President Donald Trump’s administration is considering opening two new tent cities to detain roughly 1,000 parents and children near the southern border. 

U.S. Customs and Border Protection has already contacted potential contractors about housing 500 people in each camp in two Texas cities that already have tent cities: El Paso and Donna. Donna shares a border with Mexico.

The move comes after sharp criticism over the terrible conditions inside the overflowing tent cities already used to hold migrants.

For example, in El Paso, hundreds of people are detained in tents in the center of a parking lot next to a patrol station. People who are detained there experience prolonged exposure to cold because the Border Patrol lets them have only one warm layer of clothing, confiscates any coats and issues a Mylar blanket to each person for “safety.”

In El Paso’s current growing tent city, there is little room to walk outside and according to California Democrat Rep. Nanette Barragan, people slept on a temporary flooring that covered the asphalt parking lot beneath. There were not even cots for people to sleep on. Babies sometimes slept on their parents’ legs to avoid the hard floor.

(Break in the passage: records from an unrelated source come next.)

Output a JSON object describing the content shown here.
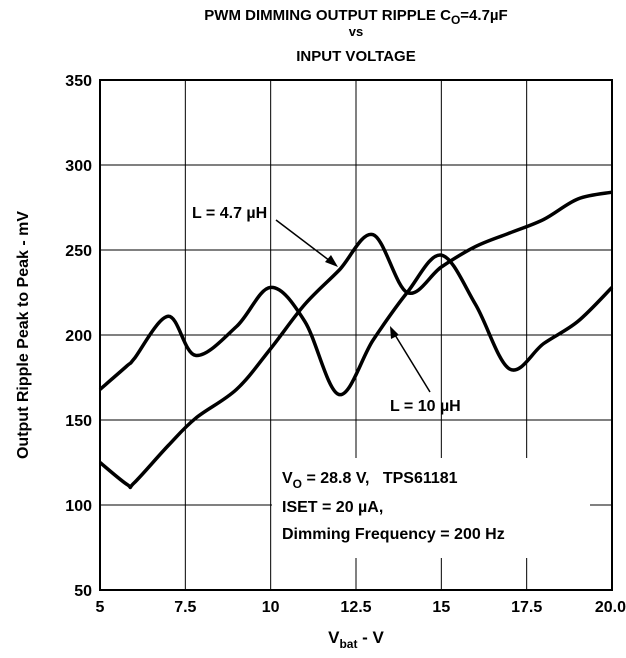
{
  "chart_data": {
    "type": "line",
    "title": [
      "PWM DIMMING OUTPUT RIPPLE C",
      "O",
      "=4.7µF"
    ],
    "subtitle": [
      "vs",
      "INPUT VOLTAGE"
    ],
    "x_label": [
      "V",
      "bat",
      " - V"
    ],
    "y_label": "Output Ripple Peak to Peak - mV",
    "x": [
      5,
      5.8,
      6,
      7,
      7.8,
      9,
      10,
      11,
      12,
      13,
      14,
      15,
      16,
      17,
      18,
      19,
      20
    ],
    "series": [
      {
        "name": "L = 10 µH",
        "color": "#000000",
        "values": [
          168,
          182,
          186,
          211,
          188,
          205,
          228,
          208,
          165,
          197,
          225,
          247,
          218,
          180,
          195,
          208,
          228
        ]
      },
      {
        "name": "L = 4.7 µH",
        "color": "#000000",
        "values": [
          125,
          112,
          113,
          135,
          151,
          168,
          192,
          218,
          238,
          259,
          225,
          240,
          252,
          260,
          268,
          280,
          284
        ]
      }
    ],
    "annotations": [
      [
        "V",
        "O",
        " = 28.8 V,   TPS61181"
      ],
      "ISET = 20 µA,",
      "Dimming Frequency = 200 Hz"
    ],
    "xlim": [
      5,
      20
    ],
    "ylim": [
      50,
      350
    ],
    "xticks": [
      5,
      7.5,
      10,
      12.5,
      15,
      17.5,
      {
        "value": 20,
        "label": "20.0"
      }
    ],
    "yticks": [
      50,
      100,
      150,
      200,
      250,
      300,
      350
    ],
    "grid": true
  }
}
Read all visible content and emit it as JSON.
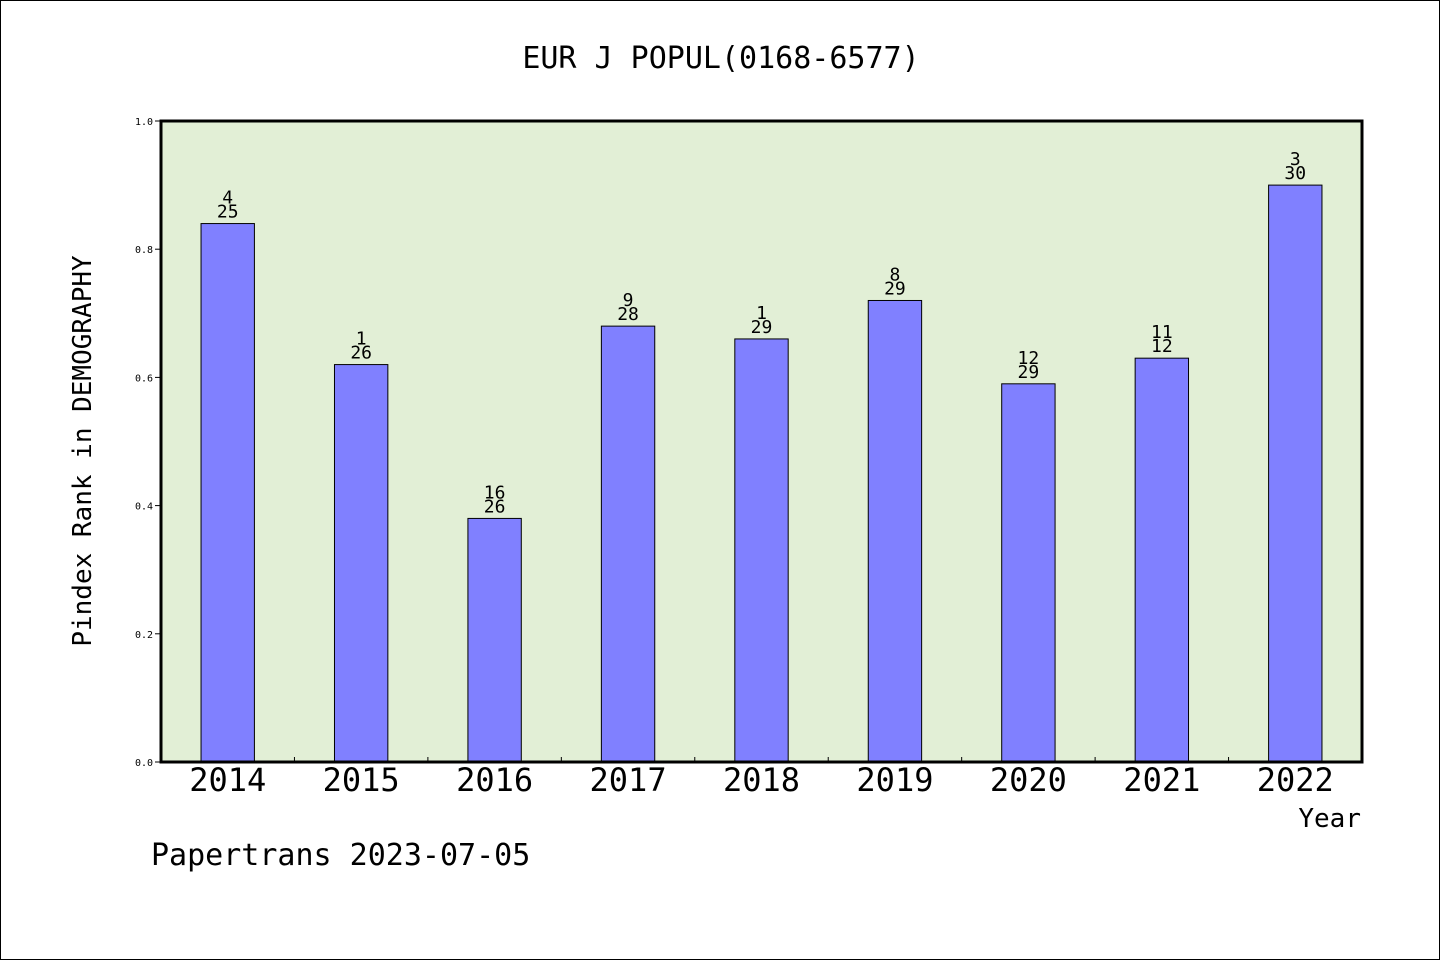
{
  "chart_data": {
    "type": "bar",
    "title": "EUR J POPUL(0168-6577)",
    "xlabel": "Year",
    "ylabel": "Pindex Rank in DEMOGRAPHY",
    "categories": [
      "2014",
      "2015",
      "2016",
      "2017",
      "2018",
      "2019",
      "2020",
      "2021",
      "2022"
    ],
    "values": [
      0.84,
      0.62,
      0.38,
      0.68,
      0.66,
      0.72,
      0.59,
      0.63,
      0.9
    ],
    "rank_labels": [
      "4",
      "1",
      "16",
      "9",
      "1",
      "8",
      "12",
      "11",
      "3"
    ],
    "total_labels": [
      "25",
      "26",
      "26",
      "28",
      "29",
      "29",
      "29",
      "12",
      "30"
    ],
    "ylim": [
      0,
      1.0
    ],
    "yticks": [
      "0.0",
      "0.2",
      "0.4",
      "0.6",
      "0.8",
      "1.0"
    ],
    "grid": false,
    "colors": {
      "bar": "#8080ff",
      "plot_background": "#e2efd6",
      "axis": "#000000"
    }
  },
  "footer": "Papertrans 2023-07-05"
}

Barragan said she saw a mother with her 4-month-old infant who had been there for more than five days in “unhealthy” conditions.

“We were stepping over people to walk around in the tent… And the food is… We’re talking ramen and Cup of Noodles, Capri Suns and juice boxes, maybe a frozen burrito if you’re lucky,” Barragan told the Daily Beast. “I was really taken aback by the smell. I was in there for five minutes and I just became nauseous, I hate to say it. It’s just too many people for that size area and people hadn’t had a shower for many days. Border Patrol told us it was their goal to get people a shower every three days, but the mother I spoke to there hadn’t had one and she’d been there for five.”

The two potential new facilities would try to address these issues. Each facility would have one large tent that would be divided into sections by gender and between families and children traveling solo. They will sleep on mats and have an outdoor fenced-in area for “outside exercise/recreation.”

According to the U.S. Customs and Border Protection, the facilities could open in the next two weeks and operate through year-end, with a cost that could reach $37 million. There would also be a place to do laundry and shower.

The same notice from the U.S. Customs and Border Protection says the department’s resources are heavily strained by the migrants fleeing Central America and requesting asylum. The department made roughly 53,000 apprehensions in March alone of parents and children traveling together, most of whom say they are fleeing violence and poverty in Central America.

Lately, the Border Patrol had been directly releasing parents and children instead of giving them to immigration authorities for long-term detention. But families typically wait several days to be processed by the agency inside the detention areas and released.

“Detention is never a good idea for any family… I believe families are victims of a lot of abuse, and we just add to that abuse by the way we respond to handle and process them,” Sister Norma Pimentel, executive director of Catholic Charities of the Rio Grande Valley, told the Associated Press.